Find any? Well, since the Energy Star ID system was developed in 1992, millions of appliances and other devices we buy from time to time may carry this significant rating. Many of us buy such items without noticing the cheerful blue square mearing the word “energy” with a star logo.

What is Energy Star?

It’s a government program that was developed by the Environmental Protection Agency (EPA) and later joined by the Department of Energy (DOE). The program operated under the authority of the Clean Air Act which was first enacted in 1963.

The Energy Star program is one of the most successful government programs in recent history. Since its introduction in 1992, it has saved American consumers an estimated $430 billion on their energy bills.

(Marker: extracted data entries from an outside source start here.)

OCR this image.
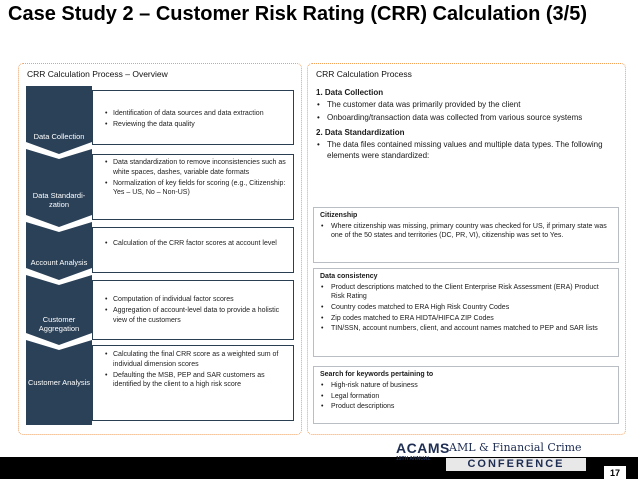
Case Study 2 – Customer Risk Rating (CRR) Calculation (3/5)
CRR Calculation Process – Overview
Data Collection
• Identification of data sources and data extraction
• Reviewing the data quality
Data Standardi-zation
• Data standardization to remove inconsistencies such as white spaces, dashes, variable date formats
• Normalization of key fields for scoring (e.g., Citizenship: Yes – US, No – Non-US)
Account Analysis
• Calculation of the CRR factor scores at account level
Customer Aggregation
• Computation of individual factor scores
• Aggregation of account-level data to provide a holistic view of the customers
Customer Analysis
• Calculating the final CRR score as a weighted sum of individual dimension scores
• Defaulting the MSB, PEP and SAR customers as identified by the client to a high risk score
CRR Calculation Process
1. Data Collection
• The customer data was primarily provided by the client
• Onboarding/transaction data was collected from various source systems
2. Data Standardization
• The data files contained missing values and multiple data types. The following elements were standardized:
Citizenship
• Where citizenship was missing, primary country was checked for US, if primary state was one of the 50 states and territories (DC, PR, VI), citizenship was set to Yes.
Data consistency
• Product descriptions matched to the Client Enterprise Risk Assessment (ERA) Product Risk Rating
• Country codes matched to ERA High Risk Country Codes
• Zip codes matched to ERA HIDTA/HIFCA ZIP Codes
• TIN/SSN, account numbers, client, and account names matched to PEP and SAR lists
Search for keywords pertaining to
• High-risk nature of business
• Legal formation
• Product descriptions
ACAMS
15TH ANNUAL
AML & Financial Crime
CONFERENCE
17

That translates to about $35 billion a year.

Perhaps even more importantly, Energy Star is calculated to prevent an incredible 330 million metric tons of greenhouse gases from being spewed into the atmosphere every year.

Few other government programs have been so effective.

How Does Energy Star Work?

When it first came out, the Energy Star program focused on only home computers and desktop printers. It was so successful that in 1995 it was expanded to include heating and cooling systems for homes. It now includes many kinds of products that use electricity. There are 75 different categories that range from home-used products, such as refrigerators and air conditioners, to equipment used in office buildings and industrial settings.

It works by providing consumers with information on how efficiently a product uses energy. This helps people make good choices for saving energy, money and protecting the environment.

To qualify for the Energy Star designation, a product must undergo rigorous testing for its energy usage and efficiency. This work is conducted by technicians with the Department of Energy. To get the Energy Star label, products must:

  1. Show they can achieve significant energy savings nationwide.
  2. Deliver features and performance rates promised to consumers in addition to superior energy efficiency.

Note that if an Energy Star product has a higher price tag than a non-Energy Star item, the buyer will usually get their investment back in energy savings over the lifetime of the product or sooner.